Aleks Prigozhin

Fashioning a Tragedy: “Fashion” in Hamlet

                      In this essay, I would like to call attention to the importance of the word “fashion,” with its several connotations, to the understanding of William Shakespeare’s Hamlet. The conflict between the two main meanings of “fashion,” between “ shaping and shape, helps to shed some light on the underlying substance of a play that concerns itself frequently with the questions of identity, show, and craft, mainly within a court setting. Perhaps it is surprising that, in most cases, the word is uttered about, for, or by Hamlet himself. Considering the fact that “fashion” is invoked by several different speakers with different meainings provides the word with some explanatory power in considering both the character of Hamlet and the play as a whole.

          In the first instance in which the word is used, Laertes attempts to define Hamlet’s actions. Warning Ofelia that Hamlet’s love is not serious, Laertes advises her to “hold it a fashion and a toy in blood” (I.iii.6). He is using the word to connote “visible characteristics, appearance” (OED, 2nd ed. s.v. “fashion,” 2a). He suggests that Hamlet’s behavior is nothing but a show; however, this reading of his behavior is, in fact, wrong. The use of “fashion” continues to recur later in the play, as a mini-dramatization of one of its main themes: the conflict between appearances and reality, as well as the difficulty of distinguishing between the two.

          In the same scene, Polonius and Ophelia use, and represent, two conflicting connotations of the word to refer to Hamlet. While Ophelia, sees fashion merely as a “mode of action” (OED, 2nd ed. s.v. “fashion,” 6a): “he hath importuned me with love/In honourable fashion”(110-111), Polonius’ reply, “Ay, fashion you may call it”(112), insists on seeing “fashion” as “form as opposed to matter,” (OED, 2nd ed. s.v. “fashion,” 2b),  both meanings encountered in the time period between 1576 and 1614 though now obsolete.

          In lamenting Hamlet’s apparent madness, Ophelia reemploys the conflict that first appeared in her dialogue with Polonius, describing Hamlet as the “glass of fashion and the mould of form” (III.i.156).

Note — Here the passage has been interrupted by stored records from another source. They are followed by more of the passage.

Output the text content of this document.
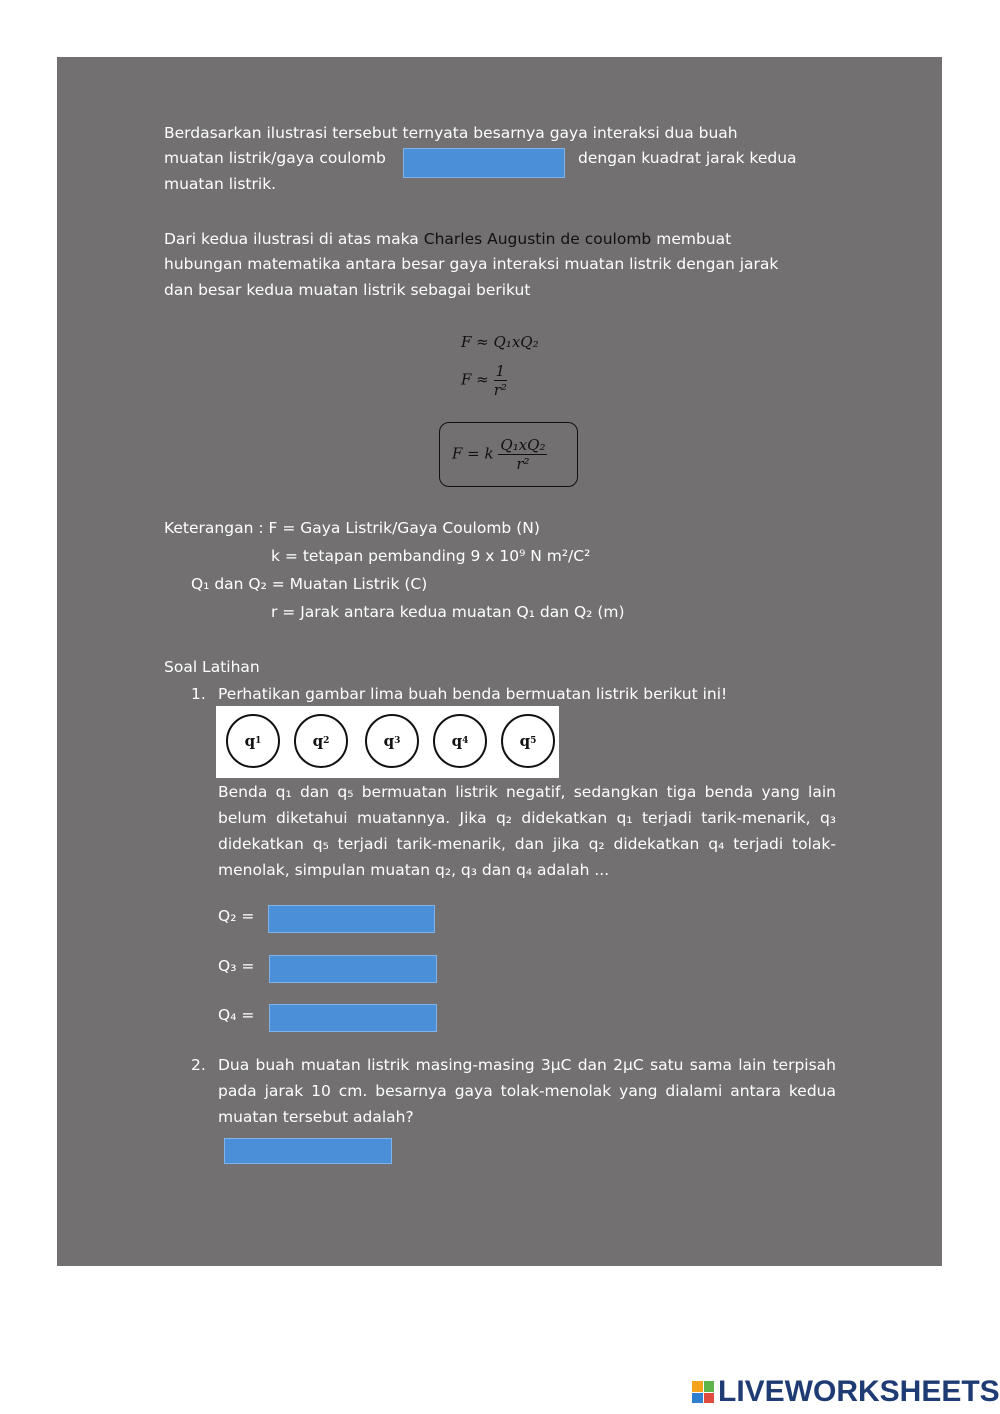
Berdasarkan ilustrasi tersebut ternyata besarnya gaya interaksi dua buah
muatan listrik/gaya coulomb	dengan kuadrat jarak kedua
muatan listrik.
Dari kedua ilustrasi di atas maka Charles Augustin de coulomb membuat
hubungan matematika antara besar gaya interaksi muatan listrik dengan jarak
dan besar kedua muatan listrik sebagai berikut
F ≈ Q₁xQ₂
$F \approx \frac{1}{\text{r²}}$
F = k $\frac{\text{Q₁xQ₂}}{\text{r²}}$
Keterangan : F = Gaya Listrik/Gaya Coulomb (N)
k = tetapan pembanding 9 x 10⁹ N m²/C²
Q₁ dan Q₂ = Muatan Listrik (C)
r = Jarak antara kedua muatan Q₁ dan Q₂ (m)
Soal Latihan
1. Perhatikan gambar lima buah benda bermuatan listrik berikut ini!
q 1	q 2	q 3	q 4	q 5
Benda q₁ dan q₅ bermuatan listrik negatif, sedangkan tiga benda yang lain belum diketahui muatannya. Jika q₂ didekatkan q₁ terjadi tarik-menarik, q₃ didekatkan q₅ terjadi tarik-menarik, dan jika q₂ didekatkan q₄ terjadi tolak-menolak, simpulan muatan q₂, q₃ dan q₄ adalah ...
Q₂ =
Q₃ =
Q₄ =
2. Dua buah muatan listrik masing-masing 3μC dan 2μC satu sama lain terpisah pada jarak 10 cm. besarnya gaya tolak-menolak yang dialami antara kedua muatan tersebut adalah?
LIVEWORKSHEETS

This is historically the first use of  the word to connote, “conventional usage in dress, mode of life, etc., esp. as observed in the upper circles of society” (OED 2nd ed. s.v. “fashion, 9a).  On a rather direct level, it is interesting to note that a mould, or form, unlike the casts made from it, doesn’t have to be hollow inside.  Hamlet’s status as the form, as the true “fashion,” surprisingly confirms his earlier claim: “I know not ‘seems’” (I.ii.76). Unlike the courtiers such as Polonius, he is not merely a cast of something or someone else. Although it could be argued that he is, in a sense, a copy of his father, Hamlet adheres to that model from within, rather than merely being a cast.

          Hamlet is conscious of deceit inherent in “fashion” and is good at it, unlike the courtiers, who accept the distinction between an outer “seems” and an inner “is” without shame or a thorough consideration to its effects. When Claudius suspects Hamlet’s madness to be a ploy, he calls his behavior an effect of an inner force, a “…matter in his heart,/Whereon his brains still beating puts him thus/From fashion of himself…” (III.i.176-178). A force beating from within puts Hamlet out of his true shape, out the way he ought to appear. His inner world aches to express itself. Perhaps, other characters may experience similar feelings. However, whereas ambition guides courtiers to be out of shape with themselves, Hamlet’s situation mainly shows the effects of conscience. His famous “hesitation” may, in fact, be a consequence of a force that allows him to establish guilt and innocence almost undetected. Without a conscience keen on examining the problem of outward appearances, Hamlet would not have been able to appear convincingly mad; neither would he be able to see through the “fashions” of others to their true core.